Na petição inicial, o empregado alegou que exercia a função de Auxiliar de Produção e de Esmaltador ao lado do forno em que “reinava um calor insuportável”.

A empresa recorreu da decisão da 7ª Vara do Trabalho de João Pessoa, afirmando que as atividades exercidas pelo empregado não comprometiam sua saúde, pois ele não tinha contato com substância ou agente insalubre. Alegou, ainda, que fornecia e fiscalizava o uso dos Equipamentos de Proteção Individual (EPIs) necessários para a proteção dos seus funcionários.

Ao julgar recurso da empresa Duratex S.A., o colegiado do TRT manteve o pagamento do adicional de insalubridade e elevou o valor da indenização por danos morais de cinco para quinze mil reais, pelo agravamento de doença degenerativa, no recurso interposto pelo reclamante.

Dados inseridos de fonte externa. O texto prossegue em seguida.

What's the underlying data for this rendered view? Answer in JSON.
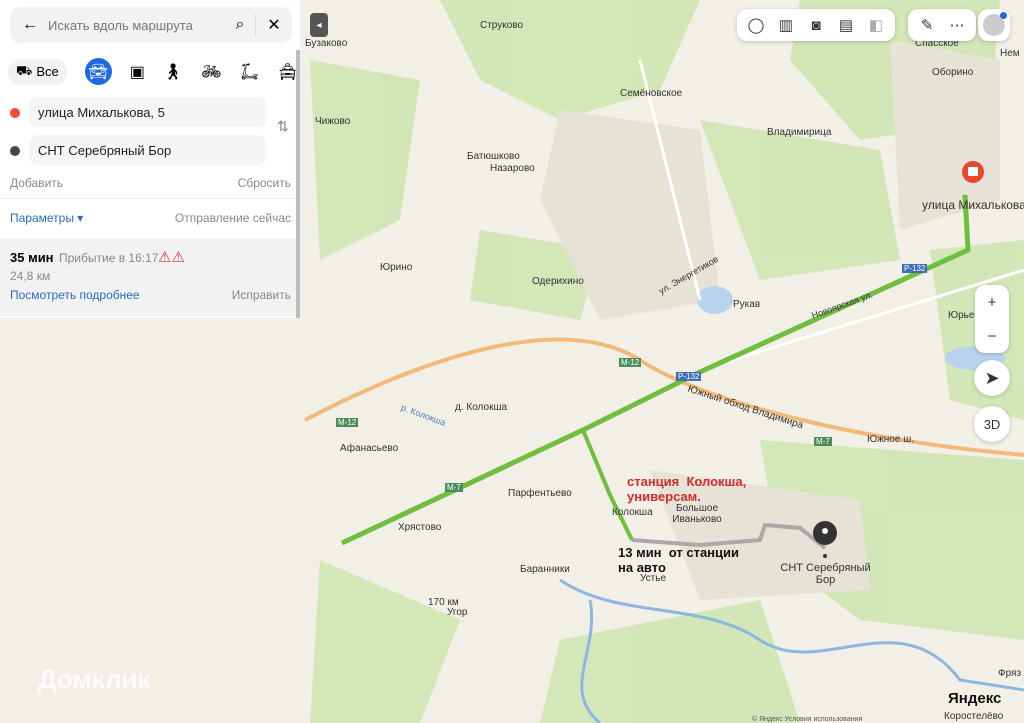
{
  "search": {
    "placeholder": "Искать вдоль маршрута"
  },
  "modes": {
    "all_label": "Все"
  },
  "route_points": {
    "from": "улица Михалькова, 5",
    "to": "СНТ Серебряный Бор"
  },
  "actions": {
    "add": "Добавить",
    "reset": "Сбросить",
    "params": "Параметры ▾",
    "departure": "Отправление сейчас"
  },
  "route": {
    "duration": "35 мин",
    "arrival": "Прибытие в 16:17",
    "distance": "24,8 км",
    "details": "Посмотреть подробнее",
    "fix": "Исправить"
  },
  "map": {
    "zoom_3d": "3D",
    "brand": "Яндекс",
    "watermark": "Домклик",
    "copyright": "© Яндекс  Условия использования",
    "labels": [
      "Струково",
      "Бузаково",
      "Спасское",
      "Оборино",
      "Нем",
      "Семёновское",
      "Чижово",
      "Владимирица",
      "Батюшково",
      "Назарово",
      "улица Михалькова",
      "Юрино",
      "Одерихино",
      "Рукав",
      "ул. Энергетиков",
      "Новоярская ул.",
      "Юрьев",
      "М-12",
      "Р-132",
      "д. Колокша",
      "Южный обход Владимира",
      "Южное ш.",
      "Афанасьево",
      "М-7",
      "Парфентьево",
      "Колокша",
      "Большое Иваньково",
      "Хрястово",
      "Устье",
      "Баранники",
      "170 км",
      "Угор",
      "СНТ Серебряный Бор",
      "Фряз",
      "Коростелёво",
      "р. Колокша",
      "М-12",
      "М-7",
      "Р-132"
    ]
  },
  "annotations": {
    "station": "станция  Колокша,\nуниверсам.",
    "time": "13 мин  от станции\nна авто"
  },
  "colors": {
    "accent": "#1d6ae5",
    "route_green": "#6fbe3e",
    "annotation_red": "#d32b2b"
  }
}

De acordo com o laudo pericial, o trabalhador realizava suas atividades em um galpão fechado, sem possuir nenhum mecanismo de ventilação ou resfriamento do ambiente. Os dados de medição, fornecidos pela própria empresa, apontaram para um índice de temperatura correspondente a 27,6 IBUTG (Índice de Bulbo Úmido Termômetro de Globo), número esse que superior ao estabelecido pela norma aplicável ao caso e ao tipo de atividade desenvolvida (NR 15, anexo 3, quadro 3, do Ministério do Trabalho). Além disso, ficou constatado que nenhum dos equipamentos de proteção individual (EPI) entregues ao empregado eram capazes de neutralizar o referido agente.

 

Agravamento das doenças

Quanto à indenização por danos morais, ficou atestado em perícia própria, realizada por uma fisioterapeuta, que a empresa contribuiu para agravar as doenças que afligiam o reclamante (protusão discal e tendinite no ombro), as quais eram de conhecimento da empresa. “Ao deixar de observar o risco ergonômico do labor a que se submetia o reclamante e, de forma insistente, reposicioná-lo em função de trabalho incompatível com seu estado de saúde, a reclamada contribuiu, no mínimo, para o agravamento das doenças do autor”, registrou o relator do acórdão, desembargador Eduardo Sérgio (processo: 0051700-44.2012.5.13.0022).